Thursday, June 11, 2015

Locally Sourced


Baseball will go to the far ends of the earth in search of talent, and language is no barrier.  In fact, it is, however much teams want to pretend otherwise.

As far as I know, there has yet to be any kind of analysis measuring the baseball knowledge of Japanese and Korean interpreters.  How do you translate nuance in word and gesture?  If I were laying out big bucks for anyone from across the Pacific, first I’d make sure the player came with an interpreter who could hold up his end of the conversation in Brooklyn, Jersey, Yazoo City or the North Shore and was a former ballplayer.  Anything less and you risk having a player stuck in a language bubble.  Just because he nods doesn’t mean he understands.

I also think teams shortchange themselves and their Latin players by not paying more attention to matters of language.  Most if not all teams make do with (kind of) bilingual players; nuance may or may not get communicated.  Consider an idea or directive as it moves from coach to player and back again, a round trip between California, Venezuela and the Dominican Republic.  The first time I was in Boston, I honestly had no idea what people were saying and they, me; we were all in Babel by the Back Bay.  By the same token, just because someone speaks “Spanish” doesn’t mean someone from another Spanish-speaking country will easily understand.

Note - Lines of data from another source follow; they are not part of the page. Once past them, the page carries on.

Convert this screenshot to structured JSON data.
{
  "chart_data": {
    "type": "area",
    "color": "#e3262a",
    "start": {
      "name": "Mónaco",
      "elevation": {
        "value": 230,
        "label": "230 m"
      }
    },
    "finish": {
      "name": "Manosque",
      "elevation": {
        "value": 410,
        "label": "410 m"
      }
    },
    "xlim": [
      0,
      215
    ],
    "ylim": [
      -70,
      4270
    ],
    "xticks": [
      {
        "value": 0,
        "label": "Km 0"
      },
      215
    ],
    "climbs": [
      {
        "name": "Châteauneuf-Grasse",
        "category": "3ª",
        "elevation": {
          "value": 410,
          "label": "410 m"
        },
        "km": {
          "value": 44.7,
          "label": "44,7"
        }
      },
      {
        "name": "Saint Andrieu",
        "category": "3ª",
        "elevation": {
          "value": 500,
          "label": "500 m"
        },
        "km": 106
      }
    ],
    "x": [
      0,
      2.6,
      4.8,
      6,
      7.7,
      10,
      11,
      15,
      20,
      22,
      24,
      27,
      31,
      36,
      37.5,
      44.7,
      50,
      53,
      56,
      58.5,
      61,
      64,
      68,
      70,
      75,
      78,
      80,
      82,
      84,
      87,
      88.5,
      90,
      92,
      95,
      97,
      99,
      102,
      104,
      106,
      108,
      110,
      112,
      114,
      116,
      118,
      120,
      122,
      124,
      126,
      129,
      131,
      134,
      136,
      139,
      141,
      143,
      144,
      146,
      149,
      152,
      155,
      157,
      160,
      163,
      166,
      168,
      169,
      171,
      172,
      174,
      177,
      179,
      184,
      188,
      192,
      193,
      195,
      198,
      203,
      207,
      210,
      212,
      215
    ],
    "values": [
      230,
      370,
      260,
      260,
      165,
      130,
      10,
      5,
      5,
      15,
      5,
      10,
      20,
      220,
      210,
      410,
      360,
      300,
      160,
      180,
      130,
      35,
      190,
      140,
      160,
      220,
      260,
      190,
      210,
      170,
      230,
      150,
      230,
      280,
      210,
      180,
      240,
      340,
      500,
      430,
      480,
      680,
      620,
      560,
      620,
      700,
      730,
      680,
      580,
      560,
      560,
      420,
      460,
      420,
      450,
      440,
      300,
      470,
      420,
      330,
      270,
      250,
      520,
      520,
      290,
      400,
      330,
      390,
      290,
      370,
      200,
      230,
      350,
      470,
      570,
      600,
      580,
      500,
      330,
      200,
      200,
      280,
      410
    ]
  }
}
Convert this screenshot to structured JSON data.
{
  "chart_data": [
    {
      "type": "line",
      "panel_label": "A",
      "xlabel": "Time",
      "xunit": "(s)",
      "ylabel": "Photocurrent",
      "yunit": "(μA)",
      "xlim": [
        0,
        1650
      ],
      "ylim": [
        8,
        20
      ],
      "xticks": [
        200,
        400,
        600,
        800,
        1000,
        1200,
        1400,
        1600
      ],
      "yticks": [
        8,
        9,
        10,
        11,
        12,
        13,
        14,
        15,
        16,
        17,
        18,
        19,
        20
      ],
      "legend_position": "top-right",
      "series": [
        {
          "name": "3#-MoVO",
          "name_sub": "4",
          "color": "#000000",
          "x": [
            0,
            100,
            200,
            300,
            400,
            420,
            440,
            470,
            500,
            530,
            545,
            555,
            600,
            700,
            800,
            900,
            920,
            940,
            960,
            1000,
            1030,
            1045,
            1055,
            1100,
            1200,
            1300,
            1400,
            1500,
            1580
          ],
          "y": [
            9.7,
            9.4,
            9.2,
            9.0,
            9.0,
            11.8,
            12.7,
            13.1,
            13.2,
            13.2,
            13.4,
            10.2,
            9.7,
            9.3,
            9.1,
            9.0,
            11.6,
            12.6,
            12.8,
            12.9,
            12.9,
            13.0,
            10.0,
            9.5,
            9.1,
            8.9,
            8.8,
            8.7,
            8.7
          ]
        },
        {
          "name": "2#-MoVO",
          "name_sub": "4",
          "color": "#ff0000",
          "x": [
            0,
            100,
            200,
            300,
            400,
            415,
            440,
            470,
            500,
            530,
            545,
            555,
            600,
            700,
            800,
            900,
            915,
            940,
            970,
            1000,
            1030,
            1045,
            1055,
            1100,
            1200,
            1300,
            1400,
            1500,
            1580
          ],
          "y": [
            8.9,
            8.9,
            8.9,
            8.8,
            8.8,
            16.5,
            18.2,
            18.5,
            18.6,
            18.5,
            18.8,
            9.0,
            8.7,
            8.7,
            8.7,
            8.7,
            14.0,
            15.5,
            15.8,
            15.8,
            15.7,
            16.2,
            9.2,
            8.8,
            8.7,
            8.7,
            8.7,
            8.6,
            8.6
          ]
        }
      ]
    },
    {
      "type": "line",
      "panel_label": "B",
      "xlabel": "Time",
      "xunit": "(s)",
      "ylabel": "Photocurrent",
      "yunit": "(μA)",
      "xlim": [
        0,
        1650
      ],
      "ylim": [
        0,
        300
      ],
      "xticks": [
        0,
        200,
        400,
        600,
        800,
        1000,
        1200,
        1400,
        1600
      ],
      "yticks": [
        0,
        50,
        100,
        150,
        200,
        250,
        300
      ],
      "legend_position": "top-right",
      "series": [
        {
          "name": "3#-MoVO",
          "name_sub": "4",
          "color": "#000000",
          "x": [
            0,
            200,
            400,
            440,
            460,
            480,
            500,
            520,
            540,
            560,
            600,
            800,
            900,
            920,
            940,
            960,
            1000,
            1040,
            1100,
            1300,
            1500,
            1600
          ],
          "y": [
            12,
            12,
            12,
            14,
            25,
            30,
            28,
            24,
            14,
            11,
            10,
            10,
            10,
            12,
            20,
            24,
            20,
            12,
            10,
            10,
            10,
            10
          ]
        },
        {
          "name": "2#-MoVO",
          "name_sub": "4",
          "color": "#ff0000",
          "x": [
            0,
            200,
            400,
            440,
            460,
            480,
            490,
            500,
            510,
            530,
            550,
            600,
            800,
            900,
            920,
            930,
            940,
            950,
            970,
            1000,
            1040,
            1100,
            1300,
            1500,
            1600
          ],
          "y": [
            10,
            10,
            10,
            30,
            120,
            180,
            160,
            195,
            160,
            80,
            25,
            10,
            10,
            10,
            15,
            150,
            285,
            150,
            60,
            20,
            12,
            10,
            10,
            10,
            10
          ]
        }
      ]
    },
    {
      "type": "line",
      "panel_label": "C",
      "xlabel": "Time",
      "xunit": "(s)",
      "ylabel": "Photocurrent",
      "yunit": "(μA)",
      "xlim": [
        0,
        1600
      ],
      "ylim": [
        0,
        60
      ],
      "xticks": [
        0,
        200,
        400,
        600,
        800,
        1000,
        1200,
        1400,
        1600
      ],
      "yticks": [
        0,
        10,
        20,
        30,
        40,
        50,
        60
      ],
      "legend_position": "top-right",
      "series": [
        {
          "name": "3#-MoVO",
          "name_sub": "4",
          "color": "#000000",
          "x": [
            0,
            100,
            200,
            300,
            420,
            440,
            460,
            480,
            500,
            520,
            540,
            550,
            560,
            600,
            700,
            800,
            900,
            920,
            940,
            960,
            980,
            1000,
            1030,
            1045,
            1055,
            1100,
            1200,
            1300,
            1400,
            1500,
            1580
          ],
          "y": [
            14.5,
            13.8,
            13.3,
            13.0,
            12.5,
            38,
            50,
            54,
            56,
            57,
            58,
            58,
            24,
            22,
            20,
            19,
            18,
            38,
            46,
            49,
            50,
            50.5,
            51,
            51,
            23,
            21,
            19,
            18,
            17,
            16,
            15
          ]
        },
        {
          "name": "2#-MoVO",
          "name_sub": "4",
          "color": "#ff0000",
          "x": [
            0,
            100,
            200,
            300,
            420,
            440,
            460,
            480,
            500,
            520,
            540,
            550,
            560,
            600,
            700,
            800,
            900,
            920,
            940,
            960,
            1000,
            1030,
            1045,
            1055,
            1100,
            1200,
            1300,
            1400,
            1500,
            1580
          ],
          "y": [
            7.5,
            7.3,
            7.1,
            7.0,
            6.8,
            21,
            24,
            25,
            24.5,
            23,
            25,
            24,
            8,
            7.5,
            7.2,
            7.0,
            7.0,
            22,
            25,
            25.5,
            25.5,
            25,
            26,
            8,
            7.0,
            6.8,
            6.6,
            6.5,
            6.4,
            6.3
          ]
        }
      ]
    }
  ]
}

Neither Chicago team has done anything to stand out in dealing with this.  They basically sign the player and hope for the best.  As to signing someone a little closer to home, like Jim Thome or Kirby Puckett, that has never been much of a priority, either; native sons on either the North or South sides have been few and far between.  So, imagine my surprise when the White Sox drafted two area pitchers in the seventh and ninth rounds.  Blake Hickman played at Simeon High School and Iowa while Ryan Hinchley is from York H.S. in Elmhurst and the University of Illinois at Chicago. 

Hickman is particularly interesting as a lifelong Sox fan and a product of the team’s efforts to bring baseball to the inner city.  If he makes it, that could give black kids pause as they consider what sport to pick up: Hey, didn’t that Hickman guy grow up down the street?  Hope springs eternal at the start of spring training and the end of each year’s draft.

Just for Clare, the Sox even drafted a pitcher from Valpo.  They also drafted the owner’s grandson.  That must mean he doesn’t have any granddaughters, right?